Rester vigilant

ALM : Quel bilan peut-on dresser de la situation du Sida au Maroc ?
Hakima Himmich : Il y a un élément que je considère extrêmement important à savoir qu’il existe une volonté de travail et des efforts importants de la part du ministère de la Santé en ce qui concerne la lutte contre le Sida tant au niveau de la prévention que de la médication. Le département de la Santé et le fonds mondial ont à ce niveau une parfaite collaboration. D’ailleurs, en tant que médecin, je tiens à dire que cela me fait extrêmement plaisir d’avoir la possibilité de traiter mes malades. Car, si, avant 2001, un traitement tri-thérapeutique coûtait 12.000 DH par mois et par patient, en 2001, le coût de ce traitement a été réduit à 6500 DH, et aujourd’hui, il continue à baisser et ne dépasse pas 2000 DH par mois et par patient. Malheureusement, ma satisfaction risque de ne pas durer longtemps puisque ces coûts risquent d’augmenter bientôt. Aussi dois-je sonner l’alarme quant au risque de voir le coût du traitement remonter en cas de la signature de l’accord de libre-échange avec les Etats-Unis.
On a l’impression qu’il existe une incertitude quant aux chiffres avancés. Où est la vérité ?
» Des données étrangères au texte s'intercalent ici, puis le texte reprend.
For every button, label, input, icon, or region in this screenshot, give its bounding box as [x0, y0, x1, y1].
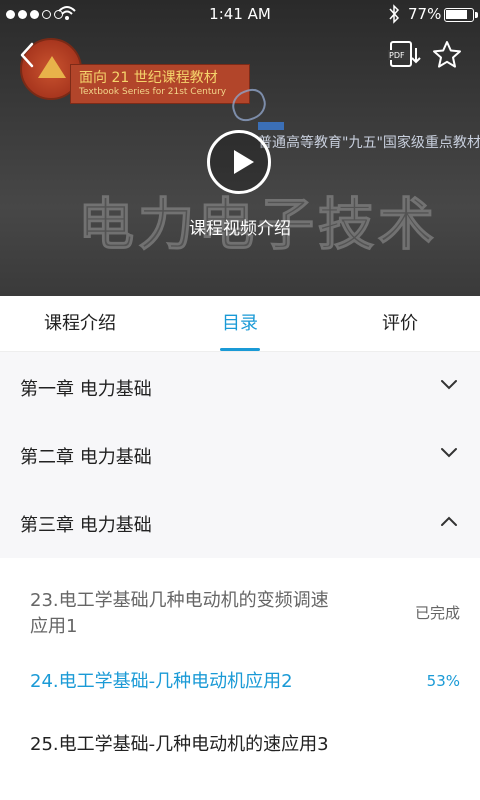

Il n’y a aucune incertitude concernant le nombre des cas déclarés au ministère de la Santé qui est de l’ordre de 1237 cas de malades atteints de Sida et qui suivent actuellement un traitement. Mais, l’incertitude existe autour du nombre des personnes séropositives, c’est-à-dire celles ayant le virus du Sida mais que ne s’est pas encore manifesté. C’est à ce niveau qu’il est difficile d’être affirmatif. La dernière estimation remonte à l’an 2000. Le nombre des séropositifs était alors estimé à 15.000 personnes. Aujourd’hui, ce chiffre doit être encore plus important. D’ailleurs, généralement, les gens ne savent qu’ils sont atteints de Sida que lorsque les symptômes de cette maladie commencent à surgir d’où la nécessité d’une campagne continue d’information et de sensibilisation pour inciter les gens à faire le test de dépistage du virus du Sida. À cette occasion, je tiens à dire qu’il est une erreur de la part des chaînes de télévision marocaines et des médias en général que de ne s’intéresser au problème du Sida qu’à l’occasion du premier décembre, la Journée mondiale de la lutte contre cette maladie. Les séropositifs doivent savoir que leur traitement est pris en charge s’ils recourent aux services médicaux.
À quel niveau il faut classer le Maroc ?
Actuellement, le Maroc reste un pays à faible endémie, mais l’on commence à voir des signes inquiétants qui laisseraient entendre l’existence d’un risque d’aggravation de la situation. Nous avons, par exemple, remarqué que le nombre des séropositifs dans la ville d’Agadir a sensiblement augmenté ces derniers temps.